Professor agredido por aluno em Curitibanos
Professor Jhonny Tessari da Cunha diz ter recebido socos no rosto e chutes nas pernas. Foto: Franciele Gasparini / Jornal A Semana
Um professor de matemática de uma escola municipal de Curitibanos, na região serrana de Santa Catarina, diz ter sido agredido por um aluno de 13 anos dentro da sala de aula.
Jhonny Tessari da Cunha, de 29 anos, relata que teria recebido socos no rosto e chutes nas pernas no início da aula de segunda-feira (20).
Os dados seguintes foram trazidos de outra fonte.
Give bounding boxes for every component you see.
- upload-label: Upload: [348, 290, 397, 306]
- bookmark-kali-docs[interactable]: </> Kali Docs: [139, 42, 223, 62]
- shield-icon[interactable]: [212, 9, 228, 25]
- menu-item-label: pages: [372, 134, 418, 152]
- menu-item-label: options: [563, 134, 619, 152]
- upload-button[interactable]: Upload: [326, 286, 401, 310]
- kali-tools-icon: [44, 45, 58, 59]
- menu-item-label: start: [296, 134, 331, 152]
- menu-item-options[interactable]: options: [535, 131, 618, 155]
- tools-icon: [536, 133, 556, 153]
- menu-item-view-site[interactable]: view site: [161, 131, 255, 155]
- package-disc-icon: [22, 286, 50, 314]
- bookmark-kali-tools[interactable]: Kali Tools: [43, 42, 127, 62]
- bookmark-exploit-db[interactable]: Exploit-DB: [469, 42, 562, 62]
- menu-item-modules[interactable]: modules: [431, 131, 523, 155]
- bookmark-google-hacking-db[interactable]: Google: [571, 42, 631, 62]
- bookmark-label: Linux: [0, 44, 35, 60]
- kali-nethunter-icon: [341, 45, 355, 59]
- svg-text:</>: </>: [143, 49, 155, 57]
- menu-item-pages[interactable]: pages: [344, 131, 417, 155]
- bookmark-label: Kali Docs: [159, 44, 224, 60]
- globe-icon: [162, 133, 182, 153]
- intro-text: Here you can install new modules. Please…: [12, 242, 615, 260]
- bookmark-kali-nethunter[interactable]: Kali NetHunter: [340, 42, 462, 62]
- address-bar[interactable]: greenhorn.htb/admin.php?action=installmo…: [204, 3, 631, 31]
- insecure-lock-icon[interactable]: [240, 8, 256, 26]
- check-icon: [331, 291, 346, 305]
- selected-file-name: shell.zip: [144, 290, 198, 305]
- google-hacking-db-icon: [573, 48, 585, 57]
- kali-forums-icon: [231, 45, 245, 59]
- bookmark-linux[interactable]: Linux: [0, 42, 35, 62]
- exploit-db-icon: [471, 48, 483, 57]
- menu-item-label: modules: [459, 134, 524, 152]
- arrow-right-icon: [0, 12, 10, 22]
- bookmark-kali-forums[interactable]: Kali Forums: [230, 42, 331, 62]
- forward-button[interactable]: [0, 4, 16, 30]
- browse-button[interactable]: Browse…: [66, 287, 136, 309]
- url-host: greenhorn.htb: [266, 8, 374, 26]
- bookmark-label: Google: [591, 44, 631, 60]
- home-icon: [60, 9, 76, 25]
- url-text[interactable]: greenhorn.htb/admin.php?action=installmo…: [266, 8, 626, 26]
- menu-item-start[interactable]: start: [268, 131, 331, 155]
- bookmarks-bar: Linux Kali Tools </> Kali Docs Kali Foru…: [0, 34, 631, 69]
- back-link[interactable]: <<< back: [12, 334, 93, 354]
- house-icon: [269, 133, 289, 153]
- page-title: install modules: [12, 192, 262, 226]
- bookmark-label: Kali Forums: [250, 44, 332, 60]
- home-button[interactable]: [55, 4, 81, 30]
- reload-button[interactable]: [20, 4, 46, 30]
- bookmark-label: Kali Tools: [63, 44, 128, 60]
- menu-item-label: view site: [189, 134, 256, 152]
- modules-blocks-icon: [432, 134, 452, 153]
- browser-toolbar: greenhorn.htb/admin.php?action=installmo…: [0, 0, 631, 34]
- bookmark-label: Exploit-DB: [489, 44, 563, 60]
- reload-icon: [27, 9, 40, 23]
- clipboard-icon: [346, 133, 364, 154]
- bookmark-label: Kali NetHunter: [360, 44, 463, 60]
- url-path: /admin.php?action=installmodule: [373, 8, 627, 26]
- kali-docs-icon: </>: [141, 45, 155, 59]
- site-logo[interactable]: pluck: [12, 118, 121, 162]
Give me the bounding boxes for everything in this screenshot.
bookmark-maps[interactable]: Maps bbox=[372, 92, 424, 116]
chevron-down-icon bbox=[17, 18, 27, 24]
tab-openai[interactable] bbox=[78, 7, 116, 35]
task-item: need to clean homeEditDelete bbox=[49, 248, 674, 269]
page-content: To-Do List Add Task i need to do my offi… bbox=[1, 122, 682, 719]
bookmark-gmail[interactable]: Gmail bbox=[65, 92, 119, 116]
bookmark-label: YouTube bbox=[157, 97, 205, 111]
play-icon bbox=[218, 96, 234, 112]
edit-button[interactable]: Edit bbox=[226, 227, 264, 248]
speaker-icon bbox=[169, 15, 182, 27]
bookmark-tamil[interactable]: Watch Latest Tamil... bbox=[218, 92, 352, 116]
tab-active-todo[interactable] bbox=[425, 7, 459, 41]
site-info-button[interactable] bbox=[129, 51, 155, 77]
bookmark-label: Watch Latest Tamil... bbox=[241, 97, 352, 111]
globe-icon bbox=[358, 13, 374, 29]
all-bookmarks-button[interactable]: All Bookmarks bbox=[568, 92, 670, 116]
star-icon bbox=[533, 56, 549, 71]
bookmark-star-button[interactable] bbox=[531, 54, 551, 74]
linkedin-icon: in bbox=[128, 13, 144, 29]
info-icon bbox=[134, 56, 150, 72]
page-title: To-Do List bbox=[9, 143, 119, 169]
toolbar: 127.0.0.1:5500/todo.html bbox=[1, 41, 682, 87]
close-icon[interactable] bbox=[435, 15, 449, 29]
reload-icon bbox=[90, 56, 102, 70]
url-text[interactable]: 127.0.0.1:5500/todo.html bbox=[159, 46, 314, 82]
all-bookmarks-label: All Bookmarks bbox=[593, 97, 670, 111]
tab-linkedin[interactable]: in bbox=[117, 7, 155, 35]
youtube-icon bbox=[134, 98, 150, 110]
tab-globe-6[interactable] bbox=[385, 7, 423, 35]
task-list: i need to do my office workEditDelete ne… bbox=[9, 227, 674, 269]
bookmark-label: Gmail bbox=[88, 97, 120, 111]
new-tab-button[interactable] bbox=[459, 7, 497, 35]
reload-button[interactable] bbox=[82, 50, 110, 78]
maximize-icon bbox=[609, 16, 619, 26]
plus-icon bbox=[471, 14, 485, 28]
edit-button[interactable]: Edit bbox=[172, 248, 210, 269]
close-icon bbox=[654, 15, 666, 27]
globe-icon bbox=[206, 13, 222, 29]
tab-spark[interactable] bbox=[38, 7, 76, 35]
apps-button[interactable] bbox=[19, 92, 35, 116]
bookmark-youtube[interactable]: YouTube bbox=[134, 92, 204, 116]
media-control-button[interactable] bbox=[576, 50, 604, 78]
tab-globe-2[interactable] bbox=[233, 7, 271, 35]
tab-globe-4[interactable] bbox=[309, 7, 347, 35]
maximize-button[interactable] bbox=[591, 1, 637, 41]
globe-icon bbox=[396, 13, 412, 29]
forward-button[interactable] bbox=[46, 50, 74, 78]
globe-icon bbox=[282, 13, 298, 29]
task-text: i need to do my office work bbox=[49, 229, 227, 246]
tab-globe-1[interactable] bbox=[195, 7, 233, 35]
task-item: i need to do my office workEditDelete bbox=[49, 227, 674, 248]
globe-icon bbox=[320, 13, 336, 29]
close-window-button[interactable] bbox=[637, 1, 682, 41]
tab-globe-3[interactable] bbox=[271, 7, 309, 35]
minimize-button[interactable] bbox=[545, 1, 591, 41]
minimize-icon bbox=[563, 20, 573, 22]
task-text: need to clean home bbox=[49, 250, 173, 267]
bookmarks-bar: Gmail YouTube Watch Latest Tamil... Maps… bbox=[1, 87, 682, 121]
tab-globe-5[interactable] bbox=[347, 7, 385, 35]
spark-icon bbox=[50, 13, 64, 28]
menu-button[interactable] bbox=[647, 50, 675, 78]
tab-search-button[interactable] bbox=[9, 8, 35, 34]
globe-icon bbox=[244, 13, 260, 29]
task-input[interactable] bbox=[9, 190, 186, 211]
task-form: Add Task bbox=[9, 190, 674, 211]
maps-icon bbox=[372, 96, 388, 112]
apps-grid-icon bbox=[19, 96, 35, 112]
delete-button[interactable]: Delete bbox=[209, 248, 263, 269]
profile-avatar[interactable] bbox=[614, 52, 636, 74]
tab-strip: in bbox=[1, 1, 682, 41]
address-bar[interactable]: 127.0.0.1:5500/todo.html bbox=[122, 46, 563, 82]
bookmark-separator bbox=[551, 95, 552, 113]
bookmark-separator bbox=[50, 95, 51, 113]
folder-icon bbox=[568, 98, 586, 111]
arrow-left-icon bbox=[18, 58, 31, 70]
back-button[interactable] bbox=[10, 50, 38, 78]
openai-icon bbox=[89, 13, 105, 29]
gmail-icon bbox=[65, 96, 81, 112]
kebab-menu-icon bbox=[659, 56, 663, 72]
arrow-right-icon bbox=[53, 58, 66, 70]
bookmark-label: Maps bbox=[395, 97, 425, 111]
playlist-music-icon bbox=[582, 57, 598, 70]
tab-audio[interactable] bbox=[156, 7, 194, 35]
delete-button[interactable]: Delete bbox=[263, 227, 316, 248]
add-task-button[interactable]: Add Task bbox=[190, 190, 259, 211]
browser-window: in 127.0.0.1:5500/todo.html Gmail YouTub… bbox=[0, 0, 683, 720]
Conforme o professor disse à polícia, a agressão começou porque o estudante não aceitou ser cobrado pelo uso do uniforme, que é obrigatório na unidade de ensino.
"Não foi um caso esporádico, ele continuamente vem sem uniforme. Simplesmente pedi para ele colocar a jaqueta que faz parte do uniforme, ele disse que não ia, que eu não era o pai dele. Nesse momento então eu me levantei e pedi para ele se retirar da sala para resolvermos isso na secretaria, como acontece de praxe nesse tipo de situação. 
Ele já saiu com os punhos fechados, bastante nervoso, e partiu para agressão. Me deu um soco na mão e começou os chutes, consegui tirar ele para fora no corredor, aonde ele acabou me agredindo mais e me acertando os socos", conta Jhonny.



Um boletim de ocorrência foi registrado na segunda. Na manhã desta terça-feira (21), o professor fez o exame de corpo de delito.

O adolescente estudava há dois meses na escola. Segundo a direção da unidade, ele já tinha um histórico de mau comportamento, incluindo xingamentos a outros professores, mas essa teria sido a primeira vez em que houve agressão

O adolescente foi levado para a delegacia. Ele vai responder pelo ato infracional e o caso será encaminhado ao Ministério Público de Santa Catarina. 
Na tarde desta terça (21), a mãe e o estudante estiveram no Conselho Tutelar, que também acompanha o caso.

Tesari disse estar abalado pelo o que ocorreu. "A gente se prepara na faculdade, mas não para uma situação desse tipo. E um pouco impotente por, na verdade, não ter muito o que fazer nessa situação".